Holmes died at Brockport, New York, October 6, 1907.

BIBLIOGRAPHY. Allibone's _Dictionary of Authors_ (Philadelphia, 1897, v. ii); _The Nation_ (October 10, 1907).

THE SCHOOLMASTER

[From _Lena Rivers_ (New York, 1856)]

And now Mr. Everett was daily expected. Anna, who had no fondness for books, greatly dreaded his arrival, thinking within herself how many pranks she'd play off upon him, provided 'Lena would lend a helping hand, which she much doubted. John Jr., too, who for a time, at least, was to be placed under Mr. Everett's instruction, felt in no wise eager for his arrival, fearing, as he told 'Lena that "between the 'old man' and the tutor, he would be kept a little too straight for a gentleman of his habits;" and it was with no particular emotions of pleasure that he and Anna saw the stage stop before the gate one pleasant morning toward the middle of November. Running to one of the front windows, Carrie, 'Lena, and Anna watched their new teacher, each after her own fashion commenting upon his appearance.

"Ugh," exclaimed Anna, "what a green, boyish looking thing! I reckon nobody's going to be afraid of him."

"I say he's real handsome," said Carrie, who being thirteen years of age, had already, in her own mind, practiced many a little coquetry upon the stranger.

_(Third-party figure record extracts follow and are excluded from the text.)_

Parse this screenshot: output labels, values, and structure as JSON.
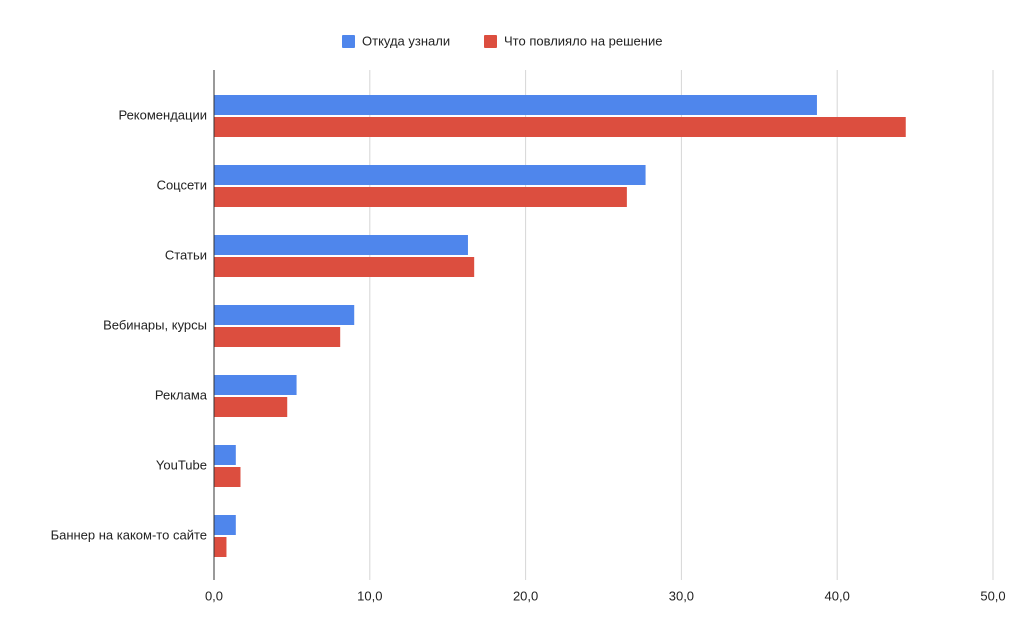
{
  "chart_data": {
    "type": "hbar",
    "categories": [
      "Рекомендации",
      "Соцсети",
      "Статьи",
      "Вебинары, курсы",
      "Реклама",
      "YouTube",
      "Баннер на каком-то сайте"
    ],
    "series": [
      {
        "name": "Откуда узнали",
        "color": "#4f86ec",
        "values": [
          38.7,
          27.7,
          16.3,
          9.0,
          5.3,
          1.4,
          1.4
        ]
      },
      {
        "name": "Что повлияло на решение",
        "color": "#dc4e3f",
        "values": [
          44.4,
          26.5,
          16.7,
          8.1,
          4.7,
          1.7,
          0.8
        ]
      }
    ],
    "xlim": [
      0,
      50
    ],
    "xticks": [
      {
        "value": 0,
        "label": "0,0"
      },
      {
        "value": 10,
        "label": "10,0"
      },
      {
        "value": 20,
        "label": "20,0"
      },
      {
        "value": 30,
        "label": "30,0"
      },
      {
        "value": 40,
        "label": "40,0"
      },
      {
        "value": 50,
        "label": "50,0"
      }
    ],
    "grid": true
  }
}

"I like him," was 'Lena's brief remark.

Mr. Everett was a pale, intellectual looking man, scarcely twenty years of age, and appearing still younger so that Anna was not wholly wrong when she called him boyish. Still there was in his large black eye a firmness and decision which bespoke the man strong within him, and which put to flight all of Anna's preconceived notions of rebellion. With the utmost composure he returned Mrs. Livingstone's greeting, and the proud lady half bit her lip with vexation as she saw how little he seemed awed by her presence.

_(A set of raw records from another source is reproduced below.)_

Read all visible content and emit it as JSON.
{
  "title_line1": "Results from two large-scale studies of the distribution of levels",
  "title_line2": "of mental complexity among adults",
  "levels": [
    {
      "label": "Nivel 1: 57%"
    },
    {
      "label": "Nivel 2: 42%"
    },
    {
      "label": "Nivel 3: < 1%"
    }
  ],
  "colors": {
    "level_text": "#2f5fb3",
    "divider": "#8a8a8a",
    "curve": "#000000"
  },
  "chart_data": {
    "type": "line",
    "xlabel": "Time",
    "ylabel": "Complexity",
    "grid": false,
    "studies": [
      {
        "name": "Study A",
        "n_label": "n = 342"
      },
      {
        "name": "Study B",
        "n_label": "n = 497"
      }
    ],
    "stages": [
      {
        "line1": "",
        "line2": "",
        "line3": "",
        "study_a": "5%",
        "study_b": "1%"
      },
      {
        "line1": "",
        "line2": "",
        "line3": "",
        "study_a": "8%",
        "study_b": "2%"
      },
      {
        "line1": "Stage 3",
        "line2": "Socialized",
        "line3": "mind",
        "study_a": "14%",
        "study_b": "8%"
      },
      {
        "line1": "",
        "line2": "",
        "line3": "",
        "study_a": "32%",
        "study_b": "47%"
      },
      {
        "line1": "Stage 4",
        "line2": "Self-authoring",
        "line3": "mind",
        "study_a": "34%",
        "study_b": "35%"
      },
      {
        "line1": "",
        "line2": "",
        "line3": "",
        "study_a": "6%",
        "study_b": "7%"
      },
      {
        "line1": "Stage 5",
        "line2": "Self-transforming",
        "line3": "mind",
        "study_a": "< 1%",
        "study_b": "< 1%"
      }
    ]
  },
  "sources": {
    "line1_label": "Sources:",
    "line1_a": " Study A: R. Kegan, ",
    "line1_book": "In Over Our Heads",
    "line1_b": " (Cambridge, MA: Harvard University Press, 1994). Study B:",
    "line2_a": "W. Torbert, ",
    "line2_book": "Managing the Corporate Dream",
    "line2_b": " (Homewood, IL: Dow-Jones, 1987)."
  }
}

Malcolm Everett was not one to acknowledge superiority where there was none, and though ever polite toward Mrs. Livingstone, there was something in his manner which forbade her treating him as aught save an equal. He was not to be trampled down, and for once in her life Mrs. Livingstone had found a person who would neither cringe to her nor flatter. The children were not presented to him until dinner time, when, with the air of a young desperado, John Jr. marched into the dining-room, eyeing his teacher askance, calculating his strength, and returning his greeting with a simple nod. Mr. Everett scanned him from head to foot, and then turned to Carrie half smiling at the great dignity which she assumed. With Lena and Anna he seemed better pleased, holding their hands and smiling down upon them through rows of teeth which Anna pronounced the whitest she had ever seen.

Mr. Livingstone was not at home, and when his mother appeared, Mrs.

Livingstone did not think proper to introduce her. But if by this omission she thought to keep the old lady silent, she was mistaken, for the moment Mrs. Nichols was seated, she commenced with, "Your name is Everett, I b'lieve?"

"Yes, ma'am," said he, bowing very gracefully toward her.

"Any kin to the governor what was?"

"No, ma'am, none whatever," and the white teeth became slightly visible for a moment, but soon disappeared.

"You are from Rockford, 'Lena tells me?"

"Yes, ma'am. Have you friends there?"

"Yes--or that is, Nancy Scovandyke's sister, Betsy Scovandyke that used to be, lives there. Maybe you know her. Her name is Bacon--Betsy Bacon. She's a widder and keeps boarders."